Writer #1: They should be arguing about music. For instance, Piper likes listening to boring classical music and Hogan listens to the Rocky theme all day. 

Producer: Great! Can Piper cause Hogan's radio to change by flinging his windshield wiper onto Hogan's antenna? 

Writer #1: How would that work? 

Producer: Doesn't matter, just write it down. 

Writer #1: ...ok... 

Writer #2: Hey, when Piper crashes into the police car, Hogan should say, "I know how you like getting people from behind!" 

Writer #1: Hahaha, inferring he's homosexual! I love it! Oh, and after the judge tells him he should relax, Piper says, "I am relaxed!" and then he growls! 

Writer #2: Because he's so NOT relaxed! That's rad...we're rolling now! 

Producer: Mean Gene should be in the police car when Piper gets tossed in. We can put him in prison stripes. 

Writer #1: Why would he be wearing stripes if he were still in the police car?

Producer: Because he'd look funny. And a bow tie. 

Writer #2: A bow tie with his prison outift? Why? 

Producer: Situational irony? 

Writer #2: I get it! I'll put that down. What else? 

Writer #1: How do we get Roddy to change his attitude? 

Writer #2: Hypnosis. 

Writer #1: Ok...how does that work? 

Writer #2: Uh...magic, I think. You just tell someone what you want them to do, and they do it. But you have to talk like a ghost and wave your fingers in front of their face to make it count. 

Writer #1: Alright. And when he's nice, he tries to do all sorts of crazy things like plant flowers and say he's going to return the Iron Sheik's jeep to the dealer.

Writer #2: That came from a dealer? What kind of dealer would sell a huge jeep with spiked tires and a head scarf on it? 

Producer: Doesn't matter. We're in a time crunch. No bad ideas here. 

Writer #2: Alright. Well, at some point, he has to change back, and we'll need Hogan to do that because he's the only one that can piss Piper off enough to break the hypnosis. 

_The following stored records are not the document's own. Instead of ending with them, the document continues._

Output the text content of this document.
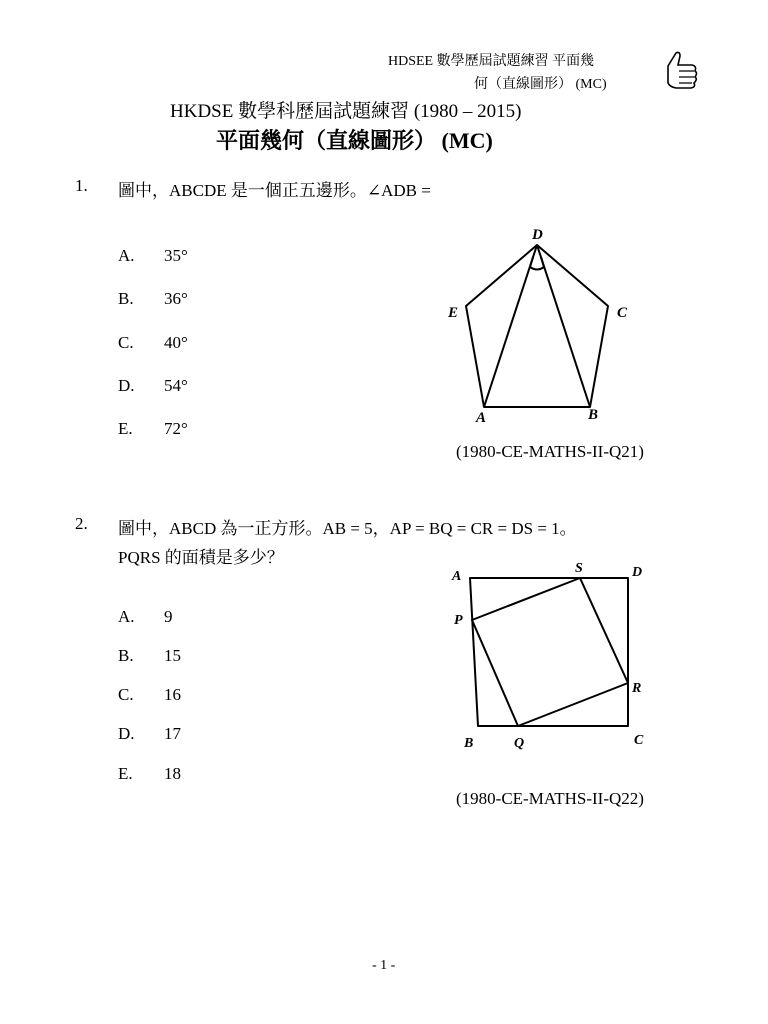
HDSEE 數學歷屆試題練習 平面幾
何（直線圖形） (MC)
HKDSE 數學科歷屆試題練習 (1980 – 2015)
平面幾何（直線圖形） (MC)
1. 圖中，ABCDE 是一個正五邊形。∠ADB =
A. 35°
B. 36°
C. 40°
D. 54°
E. 72°
D
E	C
A	B
(1980-CE-MATHS-II-Q21)
2. 圖中，ABCD 為一正方形。AB = 5，AP = BQ = CR = DS = 1。
PQRS 的面積是多少？
A. 9
B. 15
C. 16
D. 17
E. 18
A
S	D
P
R
B	Q	C
(1980-CE-MATHS-II-Q22)
- 1 -
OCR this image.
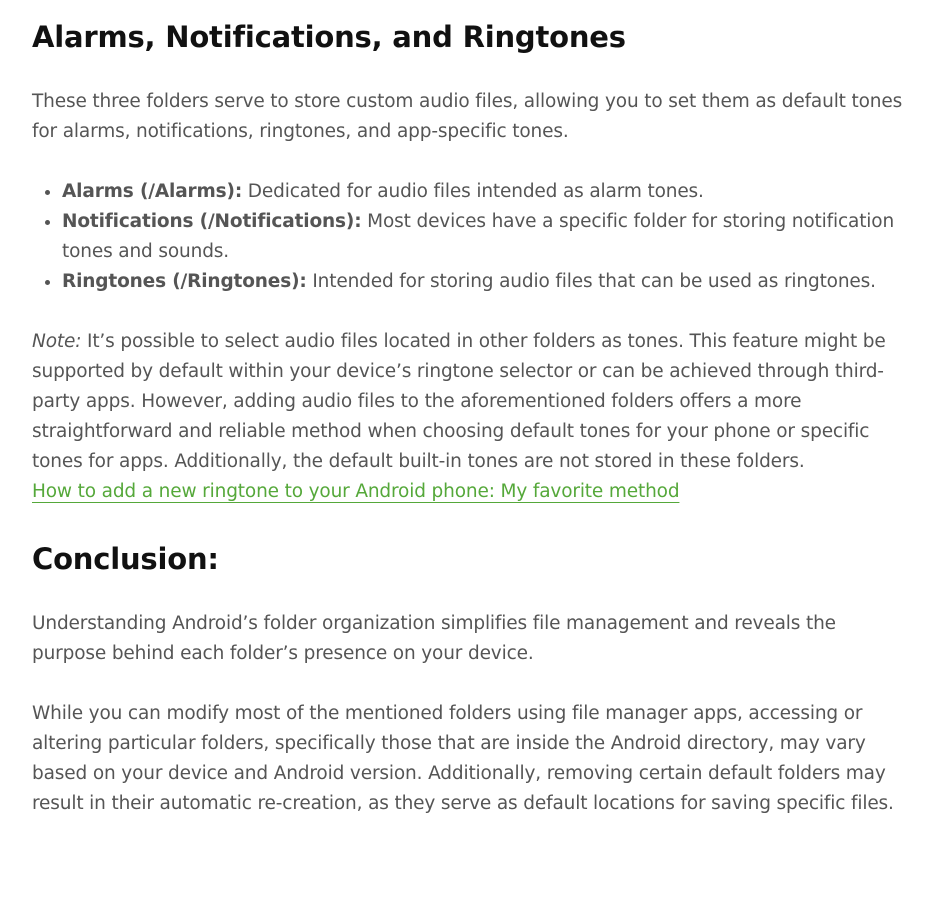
Alarms, Notifications, and Ringtones

These three folders serve to store custom audio files, allowing you to set them as default tones for alarms, notifications, ringtones, and app-specific tones.

• Alarms (/Alarms): Dedicated for audio files intended as alarm tones.
• Notifications (/Notifications): Most devices have a specific folder for storing notification tones and sounds.
• Ringtones (/Ringtones): Intended for storing audio files that can be used as ringtones.

Note: It’s possible to select audio files located in other folders as tones. This feature might be supported by default within your device’s ringtone selector or can be achieved through third-party apps. However, adding audio files to the aforementioned folders offers a more straightforward and reliable method when choosing default tones for your phone or specific tones for apps. Additionally, the default built-in tones are not stored in these folders.
How to add a new ringtone to your Android phone: My favorite method

Conclusion:

Understanding Android’s folder organization simplifies file management and reveals the purpose behind each folder’s presence on your device.

While you can modify most of the mentioned folders using file manager apps, accessing or altering particular folders, specifically those that are inside the Android directory, may vary based on your device and Android version. Additionally, removing certain default folders may result in their automatic re-creation, as they serve as default locations for saving specific files.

Writer #1: Yeah! But this is where we turn the audience on their heads, because that seems like it should work, but it totally doesn't! They all go over to Hogan's pad to pick a fight. First, they ram his car. 

Producer: And he runs out saying, "Who's the bimbo that hit my Hulkmobile?" He assumes it's a woman because he's a male chauvinist. 

Writer #2: He is? 

Producer: Obviously. 

Writer #2: Ok, so Roddy offers to pay for the damage. And then they steal a barbell from Hogan and throw it through the wall of his place. 

Writer #1: And Hogan demands a new barbell. 

Writer #2: I think the barbell would be fine. He wouldn't ask for a new wall?

Producer: Move on. I like it how it is. One question: When the barbell gets thrown through the wall...whistle sound effect? 

Writer #1: Naturally. Since Hogan can't make Roddy mean again, what does?

Writer #2: What are the cool kids into these days? 

Producer: Rock 'n' roll? 

Writer #1: Perfect. There you go. 

Producer: I love it. Another hit. Get the lines together and I'll get them over to Snarf and Puddy.